In 2020, we teamed up with JGFit and Dan and Marie on ChilliFM for a lifestyle challenge. The idea was to show that things are easier when you’re both physically AND financially fit. You don’t get a 6 pack overnight, and unless you’ve hit the lotto, the chances are you won’t be ready to buy a home without a bit of planning either.

So over that time we’ve share a few tips for financial fitness so you can afford to get to where you want to be.

  1. Know about good debt and bad debt – Good debt is money you spend on something that’s likely to go up in value. Bad debt is spending money on things that won’t make you money. We’ll all have a bit of good and bad, but it’s important to get them around the right way.

  2. Don’t reduce your options because of bad debt – Try to invest in the good debt before you weigh yourself down with bad debt. This means it’s a great idea to save your new car, for after you’ve bought a house! It also means Afterpay isn’t your friend either. They’re not deal breakers but it does limit your choices.

  3. There’s also even better debt than good debt! – For example, a home loan for your own home is good debt, but a loan for an investment property is even better debt because it also comes with tax deductions. We can advise you more on that, and we’d likely chat with your accountant too, to make sure your lending fits your accountants plan too.

  4. Get your side hustle – All of your every day expenses can add up, and they don’t look too good on a credit card statement either (and yes banks do look at that to see if what you put on your application actually stacks up).

  5. Look for some savings (for now) – Saving on some bought lunches could really help you build those savings. Remember the sacrifice isn’t forever, just until you get your ‘good debt asset’ behind you. And look, as much as you may not want to hear it, try saving up for the things you want to buy rather than use a credit card or Afterpay. Who knows, you might just decide you didn’t need it that bad after all!
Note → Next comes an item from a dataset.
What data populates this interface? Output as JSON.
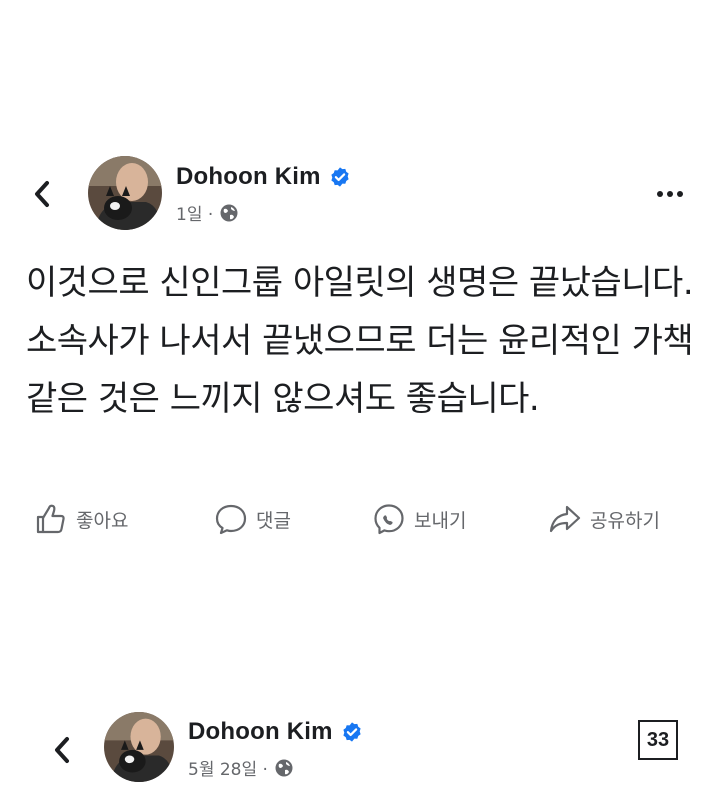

  6. Date on a dime – Keeping some spark in a relationship need not be expensive. A nice home made dinner and home movie with popcorn, or a hobby you can share on date night, might help you save $100 a month or so. Every little bit helps. It doesn’t have to be every time, just sometimes, and remember it’s worth getting creative so you can achieve your goals quicker.

  7. Speak to a broker early even before you have your deposit – Some people keep delaying until they’ve saved a full 20% deposit so they can skip Lenders Mortgage Insurance. In the meantime they could miss out on a really good property, or the market could go up faster than the savings build. See us to discuss where you want to get to so we can help you get in to the best position, or help you jump right in with the right finance to suit your individual life plan.

There you go! A few tips on financial fitness to get you to where you want to be.